The Persian Leaps - Dottie, Queen Of The West.

Background info -  "The Persian Leaps" began as a phrase singer/guitarist Drew Forsberg doodled in a notebook margin during a college Greek Archaeology course. He wrote music independently under that name for years, until finally assembling a full band in 2012 to perform and record driving, chiming music influenced by My Bloody Valentine, The Smiths, Guided by Voices and Teenage Fanclub.

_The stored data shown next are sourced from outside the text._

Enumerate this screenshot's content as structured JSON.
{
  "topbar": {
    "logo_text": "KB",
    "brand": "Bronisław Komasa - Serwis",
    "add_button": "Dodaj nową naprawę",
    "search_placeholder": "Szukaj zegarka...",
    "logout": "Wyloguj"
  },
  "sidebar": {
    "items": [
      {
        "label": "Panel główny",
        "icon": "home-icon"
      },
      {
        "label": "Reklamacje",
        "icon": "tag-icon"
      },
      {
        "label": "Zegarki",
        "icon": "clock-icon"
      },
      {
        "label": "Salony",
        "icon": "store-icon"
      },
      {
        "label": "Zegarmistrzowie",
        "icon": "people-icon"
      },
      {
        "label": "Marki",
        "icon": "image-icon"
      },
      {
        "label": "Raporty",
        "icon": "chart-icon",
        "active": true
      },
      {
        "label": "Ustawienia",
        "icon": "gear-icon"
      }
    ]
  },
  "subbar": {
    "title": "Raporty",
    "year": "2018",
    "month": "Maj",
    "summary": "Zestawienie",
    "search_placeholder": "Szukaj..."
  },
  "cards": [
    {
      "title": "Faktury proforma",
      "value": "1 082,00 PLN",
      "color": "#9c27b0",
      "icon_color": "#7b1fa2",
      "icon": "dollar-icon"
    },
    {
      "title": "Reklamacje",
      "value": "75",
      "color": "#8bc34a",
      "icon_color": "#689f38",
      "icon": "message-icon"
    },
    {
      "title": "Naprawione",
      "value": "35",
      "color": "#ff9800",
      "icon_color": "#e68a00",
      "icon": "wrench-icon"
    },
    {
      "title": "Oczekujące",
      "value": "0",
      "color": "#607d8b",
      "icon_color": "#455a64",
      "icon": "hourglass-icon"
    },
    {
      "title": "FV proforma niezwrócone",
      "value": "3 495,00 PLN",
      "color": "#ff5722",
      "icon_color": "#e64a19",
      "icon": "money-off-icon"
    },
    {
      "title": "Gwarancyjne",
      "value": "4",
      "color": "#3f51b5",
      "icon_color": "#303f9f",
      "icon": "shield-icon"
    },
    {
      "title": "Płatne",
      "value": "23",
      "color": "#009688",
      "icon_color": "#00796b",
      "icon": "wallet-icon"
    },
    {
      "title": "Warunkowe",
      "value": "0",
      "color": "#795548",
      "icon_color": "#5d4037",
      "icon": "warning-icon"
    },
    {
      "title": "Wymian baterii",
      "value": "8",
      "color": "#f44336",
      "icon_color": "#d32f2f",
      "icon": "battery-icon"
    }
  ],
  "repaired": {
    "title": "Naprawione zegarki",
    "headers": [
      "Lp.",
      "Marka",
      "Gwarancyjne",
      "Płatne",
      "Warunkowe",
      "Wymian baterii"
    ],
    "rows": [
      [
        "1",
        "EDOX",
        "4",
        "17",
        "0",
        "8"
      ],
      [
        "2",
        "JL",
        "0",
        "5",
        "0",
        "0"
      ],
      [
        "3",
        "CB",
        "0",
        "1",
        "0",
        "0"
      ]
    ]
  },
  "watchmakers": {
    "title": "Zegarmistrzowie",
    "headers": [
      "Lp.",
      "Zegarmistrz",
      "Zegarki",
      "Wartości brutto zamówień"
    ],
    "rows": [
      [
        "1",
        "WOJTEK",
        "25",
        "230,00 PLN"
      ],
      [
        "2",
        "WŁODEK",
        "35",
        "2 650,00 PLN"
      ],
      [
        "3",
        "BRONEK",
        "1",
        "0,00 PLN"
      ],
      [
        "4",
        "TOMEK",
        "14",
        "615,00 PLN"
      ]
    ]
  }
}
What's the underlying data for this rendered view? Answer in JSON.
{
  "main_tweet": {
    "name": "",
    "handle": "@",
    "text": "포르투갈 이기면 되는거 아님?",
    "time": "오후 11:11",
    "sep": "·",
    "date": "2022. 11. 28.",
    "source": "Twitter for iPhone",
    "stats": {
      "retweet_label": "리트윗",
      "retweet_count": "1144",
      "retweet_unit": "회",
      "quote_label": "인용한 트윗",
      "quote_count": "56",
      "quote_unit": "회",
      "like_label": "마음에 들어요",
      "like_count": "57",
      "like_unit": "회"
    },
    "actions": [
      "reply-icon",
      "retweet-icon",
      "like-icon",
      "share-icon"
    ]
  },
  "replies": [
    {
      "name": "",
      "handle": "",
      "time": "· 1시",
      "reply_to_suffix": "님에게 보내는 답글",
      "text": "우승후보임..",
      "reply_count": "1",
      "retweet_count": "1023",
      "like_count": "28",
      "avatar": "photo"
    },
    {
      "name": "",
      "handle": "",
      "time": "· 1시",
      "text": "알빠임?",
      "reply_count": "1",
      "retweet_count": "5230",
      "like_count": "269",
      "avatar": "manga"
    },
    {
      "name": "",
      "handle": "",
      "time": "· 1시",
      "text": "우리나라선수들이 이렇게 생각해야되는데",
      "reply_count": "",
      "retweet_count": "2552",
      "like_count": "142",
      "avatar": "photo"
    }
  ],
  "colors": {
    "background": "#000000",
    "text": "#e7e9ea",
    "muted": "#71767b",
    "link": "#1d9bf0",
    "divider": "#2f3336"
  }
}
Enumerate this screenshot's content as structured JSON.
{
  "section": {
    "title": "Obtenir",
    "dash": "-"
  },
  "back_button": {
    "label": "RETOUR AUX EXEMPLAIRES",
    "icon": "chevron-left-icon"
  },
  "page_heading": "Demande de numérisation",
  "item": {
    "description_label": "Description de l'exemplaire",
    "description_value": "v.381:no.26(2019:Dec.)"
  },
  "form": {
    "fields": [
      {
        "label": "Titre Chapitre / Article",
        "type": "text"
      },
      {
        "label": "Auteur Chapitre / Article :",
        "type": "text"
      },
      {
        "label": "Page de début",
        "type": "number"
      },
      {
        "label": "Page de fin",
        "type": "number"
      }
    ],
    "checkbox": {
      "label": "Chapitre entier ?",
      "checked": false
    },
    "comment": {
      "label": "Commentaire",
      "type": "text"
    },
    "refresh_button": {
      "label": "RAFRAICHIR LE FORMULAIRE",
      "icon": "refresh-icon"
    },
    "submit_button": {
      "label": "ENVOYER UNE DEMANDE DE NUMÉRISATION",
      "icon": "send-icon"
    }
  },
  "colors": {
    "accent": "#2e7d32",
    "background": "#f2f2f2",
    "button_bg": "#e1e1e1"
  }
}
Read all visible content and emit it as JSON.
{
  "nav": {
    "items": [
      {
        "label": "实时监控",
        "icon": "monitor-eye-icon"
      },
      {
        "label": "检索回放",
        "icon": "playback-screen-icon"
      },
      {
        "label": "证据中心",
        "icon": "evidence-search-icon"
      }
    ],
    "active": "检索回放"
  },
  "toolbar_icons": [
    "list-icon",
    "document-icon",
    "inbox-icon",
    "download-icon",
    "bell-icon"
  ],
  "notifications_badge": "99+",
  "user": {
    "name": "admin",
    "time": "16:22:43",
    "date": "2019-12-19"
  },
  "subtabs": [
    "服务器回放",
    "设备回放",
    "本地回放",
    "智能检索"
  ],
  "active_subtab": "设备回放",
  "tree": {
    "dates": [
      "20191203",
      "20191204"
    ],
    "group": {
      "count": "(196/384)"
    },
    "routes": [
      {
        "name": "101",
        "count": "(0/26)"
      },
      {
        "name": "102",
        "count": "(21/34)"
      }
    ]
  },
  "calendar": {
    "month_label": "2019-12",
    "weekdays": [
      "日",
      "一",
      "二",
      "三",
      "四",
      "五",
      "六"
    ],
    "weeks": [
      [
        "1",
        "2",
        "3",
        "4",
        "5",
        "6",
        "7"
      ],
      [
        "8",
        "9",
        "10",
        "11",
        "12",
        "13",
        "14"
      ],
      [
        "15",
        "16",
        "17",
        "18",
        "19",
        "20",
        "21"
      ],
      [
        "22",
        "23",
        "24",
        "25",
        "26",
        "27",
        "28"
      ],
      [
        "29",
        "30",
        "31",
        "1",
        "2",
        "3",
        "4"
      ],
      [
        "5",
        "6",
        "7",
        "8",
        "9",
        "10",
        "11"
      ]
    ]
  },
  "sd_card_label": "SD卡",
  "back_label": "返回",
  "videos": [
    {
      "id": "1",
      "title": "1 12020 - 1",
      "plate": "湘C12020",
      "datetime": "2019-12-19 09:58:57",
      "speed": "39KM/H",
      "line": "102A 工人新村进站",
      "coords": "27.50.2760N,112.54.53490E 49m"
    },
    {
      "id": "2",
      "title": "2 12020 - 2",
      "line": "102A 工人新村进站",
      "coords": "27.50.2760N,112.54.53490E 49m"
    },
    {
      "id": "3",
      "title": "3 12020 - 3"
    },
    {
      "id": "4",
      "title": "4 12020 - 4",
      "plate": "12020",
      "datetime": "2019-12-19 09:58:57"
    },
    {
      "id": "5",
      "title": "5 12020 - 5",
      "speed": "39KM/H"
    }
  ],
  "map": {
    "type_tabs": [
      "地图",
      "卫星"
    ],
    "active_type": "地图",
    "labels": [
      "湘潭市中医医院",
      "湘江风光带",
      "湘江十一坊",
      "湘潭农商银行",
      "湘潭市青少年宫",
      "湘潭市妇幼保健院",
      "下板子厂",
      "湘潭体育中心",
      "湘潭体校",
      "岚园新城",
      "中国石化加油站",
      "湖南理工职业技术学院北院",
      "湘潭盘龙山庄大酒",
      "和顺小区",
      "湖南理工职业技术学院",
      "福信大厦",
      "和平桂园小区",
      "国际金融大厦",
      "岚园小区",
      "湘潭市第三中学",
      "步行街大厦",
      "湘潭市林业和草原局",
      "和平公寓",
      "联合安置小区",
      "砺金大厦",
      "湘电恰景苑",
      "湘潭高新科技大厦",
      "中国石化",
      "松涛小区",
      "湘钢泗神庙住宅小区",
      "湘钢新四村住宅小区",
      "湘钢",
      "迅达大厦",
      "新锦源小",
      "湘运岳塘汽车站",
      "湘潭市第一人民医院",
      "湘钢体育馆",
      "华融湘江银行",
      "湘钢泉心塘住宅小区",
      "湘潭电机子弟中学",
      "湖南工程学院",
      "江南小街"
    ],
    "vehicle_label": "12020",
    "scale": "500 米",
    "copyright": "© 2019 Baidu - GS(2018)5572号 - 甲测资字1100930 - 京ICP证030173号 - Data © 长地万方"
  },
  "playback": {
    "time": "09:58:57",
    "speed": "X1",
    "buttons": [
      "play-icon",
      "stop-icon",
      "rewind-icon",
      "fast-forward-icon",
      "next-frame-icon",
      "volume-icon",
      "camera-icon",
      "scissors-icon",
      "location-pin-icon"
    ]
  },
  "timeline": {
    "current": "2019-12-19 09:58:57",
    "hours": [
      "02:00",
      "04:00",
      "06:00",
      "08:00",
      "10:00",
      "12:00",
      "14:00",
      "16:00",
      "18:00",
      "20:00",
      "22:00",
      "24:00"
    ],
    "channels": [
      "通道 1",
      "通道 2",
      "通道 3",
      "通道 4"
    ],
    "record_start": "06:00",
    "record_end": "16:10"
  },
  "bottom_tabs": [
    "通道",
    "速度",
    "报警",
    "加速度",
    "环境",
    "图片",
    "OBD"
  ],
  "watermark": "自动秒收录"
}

In 2013, the Persian Leaps released debut EP Praise Elephants, which the NME described as a “celestial guitar jangle”. The band completed a follow-up EP Drive Drive Delay in 2014, praised by XS Noize for its “instantly catchy melodic harmonies layered on top of droning guitar.”
The band recently completed their 3rd EP, High & Vibrate. The EP features five short, infectious songs dripping with divine guitar noise underpinning gorgeous vocal harmonies. Land Ski Records releases High & Vibrate on September 25, 2015.

Energised indie rock and five fine tracks - 'High and Vibrate' is a smart EP. There is variety between the songs, however guitars and harmonies reign supreme.